October light is not imagined -- a few moments' Googling will demonstrate its popularity as a subject for painters, poets and songwriters, and of course the late John Gardner, novelistic champion of nature and small heroism. But neither is it easily explained.
It is not an illusion generated by the turning foliage it illuminates, as many assume, nor the product of the frosts that may or may not precede it. We know a fellow who used to theorize that light grows more intense when compressed within a shorter day, but we've checked with the experts and physics doesn't work that way.
Meteorology, on the other hand, has much to do with the phenomenon. Some years ago the late Bruce Watson of Roseville, a weather-watcher born for the arcane inquiry, explained that atmospheric pressure at this latitude is especially high in mid-October, circling the globe with an unbroken belt of unusually clear air. Humidity is low and so is airborne dust, thanks to sinking masses of cold air.
That's the science, more or less, but of course the most intriguing aspect of October light is not why it happens, but rather what it does. Go ahead and look:
Across the lake, light fog is drifting out of reeds that suddenly seem extruded from brass or even gold. Downtown, sheets of blue-green window glass register shards of their surroundings so sharply you might think every building had been scrubbed and buffed last night.

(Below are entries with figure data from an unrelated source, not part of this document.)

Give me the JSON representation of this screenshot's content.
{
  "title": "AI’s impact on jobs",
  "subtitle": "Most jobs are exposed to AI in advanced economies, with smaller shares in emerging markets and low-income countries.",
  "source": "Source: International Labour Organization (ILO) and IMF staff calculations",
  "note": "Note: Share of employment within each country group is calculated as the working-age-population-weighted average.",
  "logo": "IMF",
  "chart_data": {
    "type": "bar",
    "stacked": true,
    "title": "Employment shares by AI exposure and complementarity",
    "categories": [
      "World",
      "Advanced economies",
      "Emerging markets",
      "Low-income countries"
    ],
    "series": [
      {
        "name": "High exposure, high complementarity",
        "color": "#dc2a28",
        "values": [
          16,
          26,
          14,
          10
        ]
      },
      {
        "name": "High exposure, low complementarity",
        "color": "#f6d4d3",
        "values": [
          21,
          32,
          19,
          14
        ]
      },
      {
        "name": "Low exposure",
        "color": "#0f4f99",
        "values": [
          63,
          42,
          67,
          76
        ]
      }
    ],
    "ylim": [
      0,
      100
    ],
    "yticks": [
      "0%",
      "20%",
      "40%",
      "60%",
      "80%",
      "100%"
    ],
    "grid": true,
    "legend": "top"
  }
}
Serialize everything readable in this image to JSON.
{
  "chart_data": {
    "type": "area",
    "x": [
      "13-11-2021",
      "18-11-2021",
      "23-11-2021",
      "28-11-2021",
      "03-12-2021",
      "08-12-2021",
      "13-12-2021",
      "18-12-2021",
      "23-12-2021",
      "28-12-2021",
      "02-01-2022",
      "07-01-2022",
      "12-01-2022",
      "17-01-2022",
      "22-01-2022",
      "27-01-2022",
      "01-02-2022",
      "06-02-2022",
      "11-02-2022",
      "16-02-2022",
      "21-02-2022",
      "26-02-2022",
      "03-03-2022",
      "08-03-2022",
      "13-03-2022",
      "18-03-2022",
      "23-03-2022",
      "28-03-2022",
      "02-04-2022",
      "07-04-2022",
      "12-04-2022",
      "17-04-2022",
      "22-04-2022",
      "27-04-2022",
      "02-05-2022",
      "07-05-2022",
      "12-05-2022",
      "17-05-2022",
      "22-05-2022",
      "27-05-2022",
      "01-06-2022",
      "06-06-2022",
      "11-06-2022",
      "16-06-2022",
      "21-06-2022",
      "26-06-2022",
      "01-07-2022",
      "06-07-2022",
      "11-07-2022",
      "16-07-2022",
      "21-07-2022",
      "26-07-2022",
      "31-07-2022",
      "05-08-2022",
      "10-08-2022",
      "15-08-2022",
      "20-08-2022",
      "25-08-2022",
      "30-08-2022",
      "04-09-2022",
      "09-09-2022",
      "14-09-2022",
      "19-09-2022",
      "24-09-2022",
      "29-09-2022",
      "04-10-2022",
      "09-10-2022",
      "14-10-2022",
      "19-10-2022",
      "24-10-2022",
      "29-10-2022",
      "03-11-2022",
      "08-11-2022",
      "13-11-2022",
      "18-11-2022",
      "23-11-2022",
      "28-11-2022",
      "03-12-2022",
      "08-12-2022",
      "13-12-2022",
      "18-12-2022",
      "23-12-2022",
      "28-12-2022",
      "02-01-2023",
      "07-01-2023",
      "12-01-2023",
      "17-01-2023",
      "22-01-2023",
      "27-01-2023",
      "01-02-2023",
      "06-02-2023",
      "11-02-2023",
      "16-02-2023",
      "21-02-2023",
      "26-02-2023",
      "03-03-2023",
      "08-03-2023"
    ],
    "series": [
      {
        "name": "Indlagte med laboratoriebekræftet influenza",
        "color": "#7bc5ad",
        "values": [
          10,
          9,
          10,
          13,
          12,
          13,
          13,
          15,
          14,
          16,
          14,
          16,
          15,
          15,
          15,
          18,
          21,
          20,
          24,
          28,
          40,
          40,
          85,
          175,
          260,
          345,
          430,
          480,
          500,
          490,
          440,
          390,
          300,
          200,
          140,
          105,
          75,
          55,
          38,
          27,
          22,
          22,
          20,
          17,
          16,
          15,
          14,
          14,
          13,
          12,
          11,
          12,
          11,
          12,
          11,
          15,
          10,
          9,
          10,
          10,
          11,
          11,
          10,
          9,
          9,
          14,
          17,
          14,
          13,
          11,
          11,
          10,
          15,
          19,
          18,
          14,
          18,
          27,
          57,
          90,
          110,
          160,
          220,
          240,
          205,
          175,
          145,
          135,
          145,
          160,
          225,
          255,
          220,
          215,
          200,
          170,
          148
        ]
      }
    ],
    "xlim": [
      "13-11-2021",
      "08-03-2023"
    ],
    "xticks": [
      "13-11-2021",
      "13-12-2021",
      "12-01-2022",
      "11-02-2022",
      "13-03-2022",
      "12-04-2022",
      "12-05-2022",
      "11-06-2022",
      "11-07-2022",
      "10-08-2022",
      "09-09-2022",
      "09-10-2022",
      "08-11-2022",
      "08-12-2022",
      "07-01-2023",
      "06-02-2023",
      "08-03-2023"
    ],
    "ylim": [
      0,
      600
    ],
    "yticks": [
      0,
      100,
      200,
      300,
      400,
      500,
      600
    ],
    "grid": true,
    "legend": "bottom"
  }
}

Walk a familiar stretch of sidewalk, noting how each maple is redder than the last, how the yellows in the hedges seem to hum. These birches here, with the coppery bark -- how is it possible you've never seen them before? And when did chrysanthemums start to come in all these colors?
While you're at it, mark a few weekend hours for getting off your usual routes and just a little ways into the unsettled world -- the fields and woodlands where October light gathers in fullest force, and only for a week or two.
The short gray days are not far off. Too soon, we'll be struggling to remember a world of living color."